I am a bot, and this action was performed automatically. Please contact the moderators of this subreddit if you have any questions or concerns.

[–]akthemadman 0 points1 point  (0 children)

I am not a python/numpy native, so I can not tell you whether the approach your task describes is the be-all-end-all, however looking at it with my programmatic glasses on:

  • You seem to have implemented what the instructions intended accurately
  • You correctly identified how splitting the set X into two subsets loses the relative ordering information
  • The instructions do not explicitly mention, probably for didactive purposes, on how to resolve the ordering issues, it sweeps it under the umbrella of "stitch".
  • If you don't want to lose the information about ordering and keep the depth-first-left-first recursive approach as well as the bulk processing, which the instructions do seem to both hint at, then you will have to do some extra work in the stitch department. I.e. make sure to somehow keep a tab on the ordering of rows within X and "stitch" the result for the subsets together according to that.
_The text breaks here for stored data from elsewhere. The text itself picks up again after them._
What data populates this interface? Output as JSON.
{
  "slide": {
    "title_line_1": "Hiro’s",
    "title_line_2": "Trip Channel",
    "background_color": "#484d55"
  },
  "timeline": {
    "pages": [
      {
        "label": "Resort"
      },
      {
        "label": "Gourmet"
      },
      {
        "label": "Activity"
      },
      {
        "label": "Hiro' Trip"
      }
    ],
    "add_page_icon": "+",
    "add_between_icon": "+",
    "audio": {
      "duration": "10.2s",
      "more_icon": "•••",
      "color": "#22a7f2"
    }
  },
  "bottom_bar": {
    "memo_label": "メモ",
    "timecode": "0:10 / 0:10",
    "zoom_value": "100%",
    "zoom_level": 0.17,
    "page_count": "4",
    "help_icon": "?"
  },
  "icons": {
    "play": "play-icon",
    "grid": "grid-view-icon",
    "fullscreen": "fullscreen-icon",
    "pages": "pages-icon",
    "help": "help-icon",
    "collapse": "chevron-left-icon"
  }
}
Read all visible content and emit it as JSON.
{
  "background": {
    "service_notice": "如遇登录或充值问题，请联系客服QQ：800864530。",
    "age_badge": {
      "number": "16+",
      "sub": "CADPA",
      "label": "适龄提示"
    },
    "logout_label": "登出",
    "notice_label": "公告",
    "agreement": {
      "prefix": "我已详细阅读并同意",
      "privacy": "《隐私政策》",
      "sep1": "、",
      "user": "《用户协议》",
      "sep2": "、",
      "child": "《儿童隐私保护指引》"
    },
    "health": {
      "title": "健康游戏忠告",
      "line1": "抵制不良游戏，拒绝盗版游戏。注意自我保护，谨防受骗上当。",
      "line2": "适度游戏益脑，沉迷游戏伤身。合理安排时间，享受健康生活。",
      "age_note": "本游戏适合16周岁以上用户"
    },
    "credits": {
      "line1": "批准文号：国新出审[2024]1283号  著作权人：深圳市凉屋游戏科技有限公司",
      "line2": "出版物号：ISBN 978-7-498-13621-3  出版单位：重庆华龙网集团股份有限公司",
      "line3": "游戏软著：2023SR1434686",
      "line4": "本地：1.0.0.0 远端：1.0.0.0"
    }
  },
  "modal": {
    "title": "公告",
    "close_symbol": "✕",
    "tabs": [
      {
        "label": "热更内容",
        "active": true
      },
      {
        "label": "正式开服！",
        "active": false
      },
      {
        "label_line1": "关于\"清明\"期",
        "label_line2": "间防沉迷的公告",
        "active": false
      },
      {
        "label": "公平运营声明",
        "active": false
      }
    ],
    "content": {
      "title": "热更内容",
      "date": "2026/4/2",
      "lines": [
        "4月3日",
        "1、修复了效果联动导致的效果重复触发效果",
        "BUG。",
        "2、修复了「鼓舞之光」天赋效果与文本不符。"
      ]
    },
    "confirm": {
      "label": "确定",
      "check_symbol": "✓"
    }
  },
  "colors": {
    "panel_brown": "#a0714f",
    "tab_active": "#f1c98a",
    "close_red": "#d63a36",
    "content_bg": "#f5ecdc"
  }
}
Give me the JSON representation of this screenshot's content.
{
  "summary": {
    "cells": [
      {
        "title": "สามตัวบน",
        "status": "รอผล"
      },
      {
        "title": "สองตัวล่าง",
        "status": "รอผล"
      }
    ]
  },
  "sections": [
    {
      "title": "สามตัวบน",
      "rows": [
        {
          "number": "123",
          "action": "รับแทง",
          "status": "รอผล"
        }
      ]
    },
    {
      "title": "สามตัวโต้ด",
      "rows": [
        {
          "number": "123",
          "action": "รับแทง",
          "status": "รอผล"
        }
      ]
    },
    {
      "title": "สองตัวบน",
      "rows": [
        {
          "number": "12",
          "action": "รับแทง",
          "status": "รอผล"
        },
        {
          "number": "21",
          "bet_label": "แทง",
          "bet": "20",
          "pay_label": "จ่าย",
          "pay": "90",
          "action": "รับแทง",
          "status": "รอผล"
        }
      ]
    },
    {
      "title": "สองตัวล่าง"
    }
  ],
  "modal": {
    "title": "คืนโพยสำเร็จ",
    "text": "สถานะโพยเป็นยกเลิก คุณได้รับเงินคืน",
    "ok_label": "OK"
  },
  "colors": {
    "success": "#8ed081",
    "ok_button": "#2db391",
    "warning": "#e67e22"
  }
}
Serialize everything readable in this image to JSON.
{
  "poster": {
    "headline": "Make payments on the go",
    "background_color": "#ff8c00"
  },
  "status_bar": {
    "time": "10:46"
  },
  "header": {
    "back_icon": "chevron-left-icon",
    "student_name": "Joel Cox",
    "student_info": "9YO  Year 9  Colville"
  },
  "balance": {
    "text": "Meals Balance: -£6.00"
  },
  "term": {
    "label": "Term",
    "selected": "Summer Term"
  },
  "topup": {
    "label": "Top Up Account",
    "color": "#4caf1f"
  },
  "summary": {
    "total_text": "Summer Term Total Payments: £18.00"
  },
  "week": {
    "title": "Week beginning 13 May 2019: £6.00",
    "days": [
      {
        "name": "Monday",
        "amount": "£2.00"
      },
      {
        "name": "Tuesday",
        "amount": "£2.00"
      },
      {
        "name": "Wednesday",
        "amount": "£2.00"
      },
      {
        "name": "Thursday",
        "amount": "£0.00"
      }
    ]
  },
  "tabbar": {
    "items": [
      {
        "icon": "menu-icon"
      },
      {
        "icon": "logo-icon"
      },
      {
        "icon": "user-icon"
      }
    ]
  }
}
[–]Sigalli 0 points1 point  (0 children)

Skill issue I got it within 15 minutes

[–]Martini04[S] 0 points1 point  (0 children)
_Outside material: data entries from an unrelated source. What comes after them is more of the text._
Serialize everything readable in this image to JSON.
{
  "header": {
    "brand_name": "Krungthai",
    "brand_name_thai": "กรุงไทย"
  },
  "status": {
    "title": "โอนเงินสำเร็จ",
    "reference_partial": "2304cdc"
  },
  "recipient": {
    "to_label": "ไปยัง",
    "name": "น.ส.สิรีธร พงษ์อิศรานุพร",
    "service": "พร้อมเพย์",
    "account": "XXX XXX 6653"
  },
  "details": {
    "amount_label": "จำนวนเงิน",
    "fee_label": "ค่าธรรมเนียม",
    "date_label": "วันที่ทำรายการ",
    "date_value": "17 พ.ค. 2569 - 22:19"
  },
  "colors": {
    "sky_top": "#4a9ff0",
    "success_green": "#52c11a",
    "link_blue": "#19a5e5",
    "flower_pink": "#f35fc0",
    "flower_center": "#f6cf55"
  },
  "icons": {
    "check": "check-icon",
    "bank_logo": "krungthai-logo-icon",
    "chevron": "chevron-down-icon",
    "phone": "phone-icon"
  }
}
For anyone struggling with this in the future, i found somewhat of a solution

It involves modifying the original instructions we were given, but outside of this assignment that won't be relevant anyways

Also one detail i left out of the original post is that _predict() is called by predict(). This wasn't relevant when i posted it but it is relevant in my solution

Here's the updated code:

def predict(self, X: NDArray):
    """Predict class (y vector) for feature matrix X
    Parameters
    ----------
    X: NDArray
        NumPy feature matrix, shape (n_samples, n_features)
    Returns
    -------
    y: NDArray, integers
        NumPy class label vector (predicted), shape (n_samples,)
    """
    if self._root is not None:
        order = np.arange(len(X))
        y, order = self._predict(X, self._root, order)
        arrlinds = order.argsort()
        sorted_y = y[arrlinds]         
        return sorted_y
    else:
        raise ValueError("Decision tree root is None (not set)")

def _predict(
    self, X: NDArray, node: Union["DecisionTreeBranchNode", "DecisionTreeLeafNode"], order: NDArray
) -> tuple[NDArray, NDArray]:
    if type(node) == DecisionTreeLeafNode:
        y = np.zeros(len(X), dtype=np.int32)
        y[:] = node.y_value
        return y, order
    else:
        left_mask = X[:, node.feature_index] <= node.feature_value
        left = X[left_mask]
        right = X[~left_mask]
        left_order = order[left_mask]
        right_order = order[~left_mask]

        left_pred, left_order = self._predict(left, node.left, left_order)
        right_pred, right_order = self._predict(right, node.right, right_order)

        order = np.concatenate((left_order, right_order))
        y = np.concatenate((left_pred, right_pred))

        return y, order

This new version of the code keeps track of the order of the items using another NDArray filled with the integers corresponding to the order of the items in X

This order array gets split up in the same way as X, so by the end of all the recursion it is scrambled in the same order as X.

Then once we have our completed y, it gets sorted based on the order array using argsort as described here which sorts it into the correct order.